Another important therapeutic goal is repairing attachment issues, particularly those rooted in childhood experiences. Therapists often explore early relationships to understand how early emotional bonds influence present-day dependency. EFT is commonly used to foster secure attachment patterns and encourage healthier emotional bonds.

Therapy also focuses on self-differentiation, or the ability to maintain one’s identity while being emotionally connected to others. This concept, drawn from the family systems theory, helps individuals grow more emotionally independent without disconnecting from important relationships. Achieving this balance enables people to engage with others while staying true to themselves.

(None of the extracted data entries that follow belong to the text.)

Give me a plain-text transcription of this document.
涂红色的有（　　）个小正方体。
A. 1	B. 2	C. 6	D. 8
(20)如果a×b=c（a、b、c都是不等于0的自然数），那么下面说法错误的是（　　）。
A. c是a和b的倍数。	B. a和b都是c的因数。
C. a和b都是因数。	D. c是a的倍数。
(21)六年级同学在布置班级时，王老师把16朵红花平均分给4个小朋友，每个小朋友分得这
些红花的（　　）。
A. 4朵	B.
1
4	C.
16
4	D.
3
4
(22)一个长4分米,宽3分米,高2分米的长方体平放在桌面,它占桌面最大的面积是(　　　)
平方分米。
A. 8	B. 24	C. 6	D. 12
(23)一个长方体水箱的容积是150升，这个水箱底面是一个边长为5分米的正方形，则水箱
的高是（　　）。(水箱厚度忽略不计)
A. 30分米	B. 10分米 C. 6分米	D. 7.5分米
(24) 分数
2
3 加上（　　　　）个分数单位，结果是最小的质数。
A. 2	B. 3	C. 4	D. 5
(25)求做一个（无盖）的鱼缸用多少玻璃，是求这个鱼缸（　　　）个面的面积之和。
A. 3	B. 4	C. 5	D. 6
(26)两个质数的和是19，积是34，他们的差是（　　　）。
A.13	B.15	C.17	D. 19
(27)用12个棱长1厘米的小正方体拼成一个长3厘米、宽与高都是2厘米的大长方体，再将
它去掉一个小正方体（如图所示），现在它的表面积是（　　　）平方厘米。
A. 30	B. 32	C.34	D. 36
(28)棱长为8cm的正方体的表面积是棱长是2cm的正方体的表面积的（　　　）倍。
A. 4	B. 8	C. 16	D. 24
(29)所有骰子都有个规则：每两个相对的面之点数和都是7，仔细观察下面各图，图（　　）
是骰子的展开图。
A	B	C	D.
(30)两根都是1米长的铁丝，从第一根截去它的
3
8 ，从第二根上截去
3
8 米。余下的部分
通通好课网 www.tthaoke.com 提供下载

== Criticisms and alternative views ==
Not all psychologists agree that emotional symbiosis is inherently problematic. Relational-cultural theory argues that mutual empathy and interdependence are vital for growth, challenging the Western ideal of radical self-sufficiency. Similarly, some feminist theorists, such as Carol Gilligan critique the pathologization of emotional closeness, noting that it often devalues traits culturally coded as feminine.